Given a directed graph $G$ and one of its vertices $u$, is there a polynomial time algorithm answering the following question:
Is there a chordless cycle (induced cycle) of $G$ containing the vertex $u$?
There exists algorithms to enumerate all chordless cycles but they are not polynomial see (http://sma.uni.lu/bisdorff/ChordlessCircuits/documents/chordlessCircuits.pdf).
I could not find any web page or research article answering this question.
Note that the question consider a directed graph and all cycle have consistent orientation.
In undirected graphs, for any cycle $[u, v_0, ..., v_k]$ and a chord $\{v_i, v_j\}$, $[u, v_0, ..., v_i, ..., v_j, ..., v_k]$ is a "smaller" cycle containing, after repeating this process for all chords, the algorithm will end up with a chordless cycle of G contaning u.

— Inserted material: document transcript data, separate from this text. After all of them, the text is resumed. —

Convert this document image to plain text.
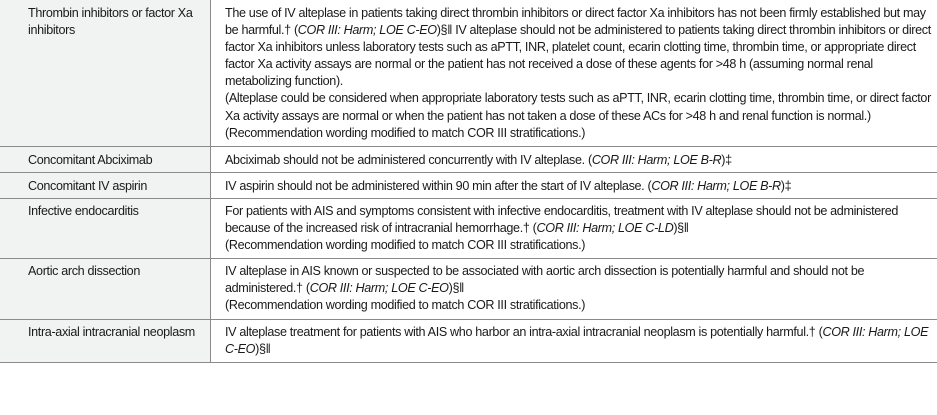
Thrombin inhibitors or factor Xa inhibitors	The use of IV alteplase in patients taking direct thrombin inhibitors or direct factor Xa inhibitors has not been firmly established but may be harmful.† (COR III: Harm; LOE C-EO)§ǁ IV alteplase should not be administered to patients taking direct thrombin inhibitors or direct factor Xa inhibitors unless laboratory tests such as aPTT, INR, platelet count, ecarin clotting time, thrombin time, or appropriate direct factor Xa activity assays are normal or the patient has not received a dose of these agents for >48 h (assuming normal renal metabolizing function).

(Alteplase could be considered when appropriate laboratory tests such as aPTT, INR, ecarin clotting time, thrombin time, or direct factor Xa activity assays are normal or when the patient has not taken a dose of these ACs for >48 h and renal function is normal.)

(Recommendation wording modified to match COR III stratifications.)

Concomitant Abciximab	Abciximab should not be administered concurrently with IV alteplase. (COR III: Harm; LOE B-R)‡

Concomitant IV aspirin	IV aspirin should not be administered within 90 min after the start of IV alteplase. (COR III: Harm; LOE B-R)‡

Infective endocarditis	For patients with AIS and symptoms consistent with infective endocarditis, treatment with IV alteplase should not be administered because of the increased risk of intracranial hemorrhage.† (COR III: Harm; LOE C-LD)§ǁ

(Recommendation wording modified to match COR III stratifications.)

Aortic arch dissection	IV alteplase in AIS known or suspected to be associated with aortic arch dissection is potentially harmful and should not be administered.† (COR III: Harm; LOE C-EO)§ǁ

(Recommendation wording modified to match COR III stratifications.)

Intra-axial intracranial neoplasm	IV alteplase treatment for patients with AIS who harbor an intra-axial intracranial neoplasm is potentially harmful.† (COR III: Harm; LOE C-EO)§ǁ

This does not work anymore in directed graphs because of the orientation of the chords. I tried to solve it with a tunned BREADTH FIRST SEARCH. If it found a cycle, this cycle is chordless but it did not unsure that it would find a chordless cycle containing u if such a cycle existed. I tried to improve it so would always find it but then I think it beacame exponential.
I recently found an article answer my question :
Anna Lubiw: A note on odd/even cycles. Discrete Applied Mathematics 22(1): 87-92 (1988) https://doi.org/10.1016/0166-218X(88)90125-4
It appears that the problem is NP-complete and thus there is no polynomial time algorithm to answer my question unless P equals NP.